Esse patrimônio político acumulado pelo movimento precisa desenvolver-se ainda mais e as amplas e necessárias mobilizações contra a especulação financeira, pelo controle dos fluxos de capitais e do câmbio, pela ratificação das convenções 151 e 158, além da redução da jornada de trabalho sem redução salarial, dentre outras, devem adquirir maior convicção junto a classe trabalhadora brasileira.

Para cumprir esse objetivo, que já está na ordem-do-dia, miremos o exemplo dos trabalhadores e trabalhadoras franceses.

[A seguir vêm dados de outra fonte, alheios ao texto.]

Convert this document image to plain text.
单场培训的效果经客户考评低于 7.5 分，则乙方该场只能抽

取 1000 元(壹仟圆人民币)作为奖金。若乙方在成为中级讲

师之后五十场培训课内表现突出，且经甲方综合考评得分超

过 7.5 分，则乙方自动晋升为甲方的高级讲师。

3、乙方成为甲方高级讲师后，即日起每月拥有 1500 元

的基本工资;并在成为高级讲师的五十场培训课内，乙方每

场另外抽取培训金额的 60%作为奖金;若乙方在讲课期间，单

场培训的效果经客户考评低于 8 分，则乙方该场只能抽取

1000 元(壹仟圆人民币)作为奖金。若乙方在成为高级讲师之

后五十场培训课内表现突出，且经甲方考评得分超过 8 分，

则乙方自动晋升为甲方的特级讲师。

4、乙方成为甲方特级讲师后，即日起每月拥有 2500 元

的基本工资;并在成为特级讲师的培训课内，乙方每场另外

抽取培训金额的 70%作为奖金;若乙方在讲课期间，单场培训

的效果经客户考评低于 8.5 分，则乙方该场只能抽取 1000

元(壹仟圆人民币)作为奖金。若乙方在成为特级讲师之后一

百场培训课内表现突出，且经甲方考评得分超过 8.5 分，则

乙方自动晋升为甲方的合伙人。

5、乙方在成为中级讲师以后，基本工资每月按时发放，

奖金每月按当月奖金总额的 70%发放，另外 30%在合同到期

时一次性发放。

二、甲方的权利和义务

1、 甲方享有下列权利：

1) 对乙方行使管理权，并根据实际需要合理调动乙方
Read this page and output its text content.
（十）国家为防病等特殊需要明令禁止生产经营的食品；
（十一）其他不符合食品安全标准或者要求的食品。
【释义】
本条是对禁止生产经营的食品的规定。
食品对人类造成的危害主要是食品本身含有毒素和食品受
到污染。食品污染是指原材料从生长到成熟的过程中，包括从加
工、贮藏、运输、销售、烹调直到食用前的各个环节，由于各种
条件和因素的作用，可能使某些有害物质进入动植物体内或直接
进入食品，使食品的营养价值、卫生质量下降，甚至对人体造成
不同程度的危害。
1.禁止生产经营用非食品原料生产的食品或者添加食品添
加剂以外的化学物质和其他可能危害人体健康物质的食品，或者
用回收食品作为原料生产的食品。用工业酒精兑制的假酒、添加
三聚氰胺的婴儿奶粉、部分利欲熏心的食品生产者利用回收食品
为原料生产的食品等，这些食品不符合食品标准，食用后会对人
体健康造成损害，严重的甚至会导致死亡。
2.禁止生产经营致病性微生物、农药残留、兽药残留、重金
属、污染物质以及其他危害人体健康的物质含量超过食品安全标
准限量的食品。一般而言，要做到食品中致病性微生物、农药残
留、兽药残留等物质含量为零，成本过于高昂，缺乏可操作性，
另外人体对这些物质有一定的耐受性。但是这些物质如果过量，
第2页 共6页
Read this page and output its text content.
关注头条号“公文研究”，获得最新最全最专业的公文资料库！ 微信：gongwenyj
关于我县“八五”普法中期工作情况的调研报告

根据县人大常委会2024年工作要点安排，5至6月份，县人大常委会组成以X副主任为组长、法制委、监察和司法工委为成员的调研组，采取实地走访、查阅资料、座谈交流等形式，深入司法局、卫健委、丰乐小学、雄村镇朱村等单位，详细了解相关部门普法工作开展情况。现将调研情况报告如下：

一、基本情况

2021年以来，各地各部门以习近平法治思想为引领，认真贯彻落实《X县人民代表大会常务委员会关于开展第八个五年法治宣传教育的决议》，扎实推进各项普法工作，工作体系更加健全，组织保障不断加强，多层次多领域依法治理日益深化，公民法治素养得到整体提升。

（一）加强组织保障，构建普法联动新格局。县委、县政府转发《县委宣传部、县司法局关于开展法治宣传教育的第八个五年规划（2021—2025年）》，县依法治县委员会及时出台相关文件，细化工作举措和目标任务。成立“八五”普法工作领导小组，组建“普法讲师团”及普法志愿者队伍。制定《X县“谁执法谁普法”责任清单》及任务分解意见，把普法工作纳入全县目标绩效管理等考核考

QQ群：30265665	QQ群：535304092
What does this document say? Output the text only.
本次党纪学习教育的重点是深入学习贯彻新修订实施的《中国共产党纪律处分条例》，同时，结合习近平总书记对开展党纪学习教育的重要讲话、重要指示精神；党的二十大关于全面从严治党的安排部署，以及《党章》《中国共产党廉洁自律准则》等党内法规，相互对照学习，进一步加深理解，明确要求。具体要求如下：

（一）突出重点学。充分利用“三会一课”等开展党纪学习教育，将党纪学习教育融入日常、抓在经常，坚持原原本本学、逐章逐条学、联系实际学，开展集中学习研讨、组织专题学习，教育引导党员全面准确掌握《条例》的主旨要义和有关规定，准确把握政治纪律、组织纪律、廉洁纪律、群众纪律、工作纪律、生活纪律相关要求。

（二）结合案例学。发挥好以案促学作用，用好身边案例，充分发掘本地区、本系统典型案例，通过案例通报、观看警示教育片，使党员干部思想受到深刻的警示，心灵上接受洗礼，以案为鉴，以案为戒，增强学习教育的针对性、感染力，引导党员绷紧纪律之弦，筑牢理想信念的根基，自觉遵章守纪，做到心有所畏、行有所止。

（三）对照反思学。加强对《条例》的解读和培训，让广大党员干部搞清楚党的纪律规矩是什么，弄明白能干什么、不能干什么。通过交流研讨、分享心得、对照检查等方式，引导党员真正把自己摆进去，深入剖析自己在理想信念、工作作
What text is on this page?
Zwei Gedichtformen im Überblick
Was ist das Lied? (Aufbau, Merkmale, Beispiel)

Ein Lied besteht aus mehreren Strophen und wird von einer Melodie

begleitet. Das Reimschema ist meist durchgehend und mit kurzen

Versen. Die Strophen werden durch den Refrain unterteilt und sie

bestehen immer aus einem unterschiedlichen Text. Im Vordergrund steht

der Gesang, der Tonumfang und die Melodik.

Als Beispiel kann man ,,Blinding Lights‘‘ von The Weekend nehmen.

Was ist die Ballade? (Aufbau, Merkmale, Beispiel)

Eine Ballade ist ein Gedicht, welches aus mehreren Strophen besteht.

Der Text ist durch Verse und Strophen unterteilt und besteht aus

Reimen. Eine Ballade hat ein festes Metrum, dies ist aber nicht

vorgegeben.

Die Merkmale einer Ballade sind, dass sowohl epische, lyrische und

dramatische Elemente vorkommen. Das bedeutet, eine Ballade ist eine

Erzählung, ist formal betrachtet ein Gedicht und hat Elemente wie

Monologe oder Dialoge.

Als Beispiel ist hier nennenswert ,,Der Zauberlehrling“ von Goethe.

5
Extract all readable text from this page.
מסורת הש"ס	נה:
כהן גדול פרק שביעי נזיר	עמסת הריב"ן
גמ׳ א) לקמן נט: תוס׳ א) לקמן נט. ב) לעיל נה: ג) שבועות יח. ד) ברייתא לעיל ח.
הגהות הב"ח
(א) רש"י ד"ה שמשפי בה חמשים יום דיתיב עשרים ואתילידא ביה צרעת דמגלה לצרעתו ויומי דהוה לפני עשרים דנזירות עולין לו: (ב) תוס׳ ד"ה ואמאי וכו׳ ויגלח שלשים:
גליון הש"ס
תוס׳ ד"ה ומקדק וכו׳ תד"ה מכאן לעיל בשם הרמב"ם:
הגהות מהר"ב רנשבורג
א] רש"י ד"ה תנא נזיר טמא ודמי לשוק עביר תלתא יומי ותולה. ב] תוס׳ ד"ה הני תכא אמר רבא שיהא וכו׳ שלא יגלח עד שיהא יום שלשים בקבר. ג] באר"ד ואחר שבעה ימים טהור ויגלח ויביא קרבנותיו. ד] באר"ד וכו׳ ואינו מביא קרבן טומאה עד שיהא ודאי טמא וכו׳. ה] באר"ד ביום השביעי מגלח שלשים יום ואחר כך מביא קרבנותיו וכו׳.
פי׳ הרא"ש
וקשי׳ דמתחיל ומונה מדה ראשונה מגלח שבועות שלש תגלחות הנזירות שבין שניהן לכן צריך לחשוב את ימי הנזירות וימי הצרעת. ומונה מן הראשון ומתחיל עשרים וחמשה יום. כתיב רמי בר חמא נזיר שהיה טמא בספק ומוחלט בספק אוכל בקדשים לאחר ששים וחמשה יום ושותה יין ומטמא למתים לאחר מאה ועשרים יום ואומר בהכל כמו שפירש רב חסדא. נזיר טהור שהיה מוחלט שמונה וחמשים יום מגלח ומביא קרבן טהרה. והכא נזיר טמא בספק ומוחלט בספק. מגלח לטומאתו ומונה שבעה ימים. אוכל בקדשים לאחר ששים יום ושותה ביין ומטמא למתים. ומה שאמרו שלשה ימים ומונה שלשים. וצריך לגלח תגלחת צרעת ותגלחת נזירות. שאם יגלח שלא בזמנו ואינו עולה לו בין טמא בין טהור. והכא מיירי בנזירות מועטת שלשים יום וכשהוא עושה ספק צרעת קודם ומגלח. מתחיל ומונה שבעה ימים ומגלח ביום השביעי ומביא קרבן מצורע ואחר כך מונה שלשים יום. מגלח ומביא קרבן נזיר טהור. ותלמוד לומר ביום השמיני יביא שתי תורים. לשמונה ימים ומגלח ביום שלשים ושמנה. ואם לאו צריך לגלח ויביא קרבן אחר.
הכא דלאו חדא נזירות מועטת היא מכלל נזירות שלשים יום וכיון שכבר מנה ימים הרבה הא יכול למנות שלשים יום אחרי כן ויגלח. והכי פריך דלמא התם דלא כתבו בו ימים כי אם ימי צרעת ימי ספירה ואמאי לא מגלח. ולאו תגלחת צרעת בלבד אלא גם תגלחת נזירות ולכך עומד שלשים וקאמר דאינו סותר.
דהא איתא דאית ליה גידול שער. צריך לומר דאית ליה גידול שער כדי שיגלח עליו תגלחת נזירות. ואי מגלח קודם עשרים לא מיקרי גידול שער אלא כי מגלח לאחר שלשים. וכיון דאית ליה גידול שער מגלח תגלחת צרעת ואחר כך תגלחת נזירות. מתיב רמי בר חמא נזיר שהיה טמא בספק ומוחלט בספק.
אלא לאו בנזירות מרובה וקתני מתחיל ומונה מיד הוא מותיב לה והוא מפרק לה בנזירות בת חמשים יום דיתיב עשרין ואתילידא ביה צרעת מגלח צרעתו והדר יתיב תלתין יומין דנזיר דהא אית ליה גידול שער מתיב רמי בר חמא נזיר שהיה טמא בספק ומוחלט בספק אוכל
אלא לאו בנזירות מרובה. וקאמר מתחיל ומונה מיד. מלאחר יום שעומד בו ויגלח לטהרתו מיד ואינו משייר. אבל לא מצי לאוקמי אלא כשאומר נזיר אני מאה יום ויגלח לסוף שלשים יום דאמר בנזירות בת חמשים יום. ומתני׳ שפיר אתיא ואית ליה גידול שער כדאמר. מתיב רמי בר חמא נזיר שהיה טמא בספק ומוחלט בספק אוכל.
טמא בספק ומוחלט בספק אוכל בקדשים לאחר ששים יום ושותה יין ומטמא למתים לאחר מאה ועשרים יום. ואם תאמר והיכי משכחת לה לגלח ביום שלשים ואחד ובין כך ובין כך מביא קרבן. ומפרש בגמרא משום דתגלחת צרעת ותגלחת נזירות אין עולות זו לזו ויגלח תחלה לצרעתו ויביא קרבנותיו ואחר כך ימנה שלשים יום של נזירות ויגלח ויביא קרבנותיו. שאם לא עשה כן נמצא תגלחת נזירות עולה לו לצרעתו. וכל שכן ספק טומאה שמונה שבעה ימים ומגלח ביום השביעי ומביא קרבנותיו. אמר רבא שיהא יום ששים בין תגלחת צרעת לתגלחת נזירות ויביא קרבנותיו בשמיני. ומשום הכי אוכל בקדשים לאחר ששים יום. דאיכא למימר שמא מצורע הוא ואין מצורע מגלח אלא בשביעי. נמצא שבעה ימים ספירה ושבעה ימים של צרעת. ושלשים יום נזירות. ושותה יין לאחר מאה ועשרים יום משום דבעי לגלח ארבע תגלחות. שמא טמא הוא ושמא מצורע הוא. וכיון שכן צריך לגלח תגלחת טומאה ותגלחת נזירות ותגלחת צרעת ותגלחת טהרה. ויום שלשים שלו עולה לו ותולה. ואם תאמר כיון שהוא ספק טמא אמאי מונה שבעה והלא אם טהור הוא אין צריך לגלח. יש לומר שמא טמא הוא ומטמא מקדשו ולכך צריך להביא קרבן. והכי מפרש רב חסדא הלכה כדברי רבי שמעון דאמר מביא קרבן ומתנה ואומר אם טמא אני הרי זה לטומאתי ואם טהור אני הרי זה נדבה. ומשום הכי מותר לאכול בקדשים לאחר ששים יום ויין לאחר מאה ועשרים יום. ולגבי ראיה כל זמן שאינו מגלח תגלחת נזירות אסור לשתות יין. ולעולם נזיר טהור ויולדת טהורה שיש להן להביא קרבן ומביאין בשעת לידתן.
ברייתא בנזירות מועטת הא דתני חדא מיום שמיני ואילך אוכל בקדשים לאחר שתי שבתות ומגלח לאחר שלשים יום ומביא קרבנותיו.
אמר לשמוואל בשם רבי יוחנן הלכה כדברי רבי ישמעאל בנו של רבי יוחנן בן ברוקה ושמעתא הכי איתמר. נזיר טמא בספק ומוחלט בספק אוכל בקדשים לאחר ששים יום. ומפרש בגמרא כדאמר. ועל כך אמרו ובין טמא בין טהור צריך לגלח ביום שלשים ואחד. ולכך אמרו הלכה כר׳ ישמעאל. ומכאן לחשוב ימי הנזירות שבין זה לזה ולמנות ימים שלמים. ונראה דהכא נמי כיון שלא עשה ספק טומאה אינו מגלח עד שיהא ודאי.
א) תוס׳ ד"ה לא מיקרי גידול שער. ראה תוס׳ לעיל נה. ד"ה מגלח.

Em fevereiro do próximo ano, eles realizarão um grande encontro nacional para formular e unificar ações que sejam capazes de enfrentar os efeitos da crise capitalista atual.

Trabalhadores e trabalhadoras do Brasil: uni-vos, já!

Não é hora de atomizarmos nossa ação política, mas ao contrário: devemos unir nossas forças, politizar nosso diálogo com os trabalhadores e trabalhadoras, levando-os a refletir sobre as raízes dos problemas atuais e a encontrar formas de interferir na grande disputa política em curso no país.

Está na hora, portanto, de o movimento sindical brasileiro, a partir das centrais interessadas na defesa da agenda daqueles que vivem do trabalho, bem como, na implementação de transformações estratégicas em nosso país, viabilizar, o quanto antes, as condições para a convocação de uma instância política capaz de unificar nossas ações e, com a força dessa unidade política, proteger o povo, a classe trabalhadora brasileira e seus aliados.

* Divanilton Pereira é diretor-executivo nacional de energia da CTB e da Federação Única dos Petroleiros e membro do Comitê Central do Partido Comunista do Brasil.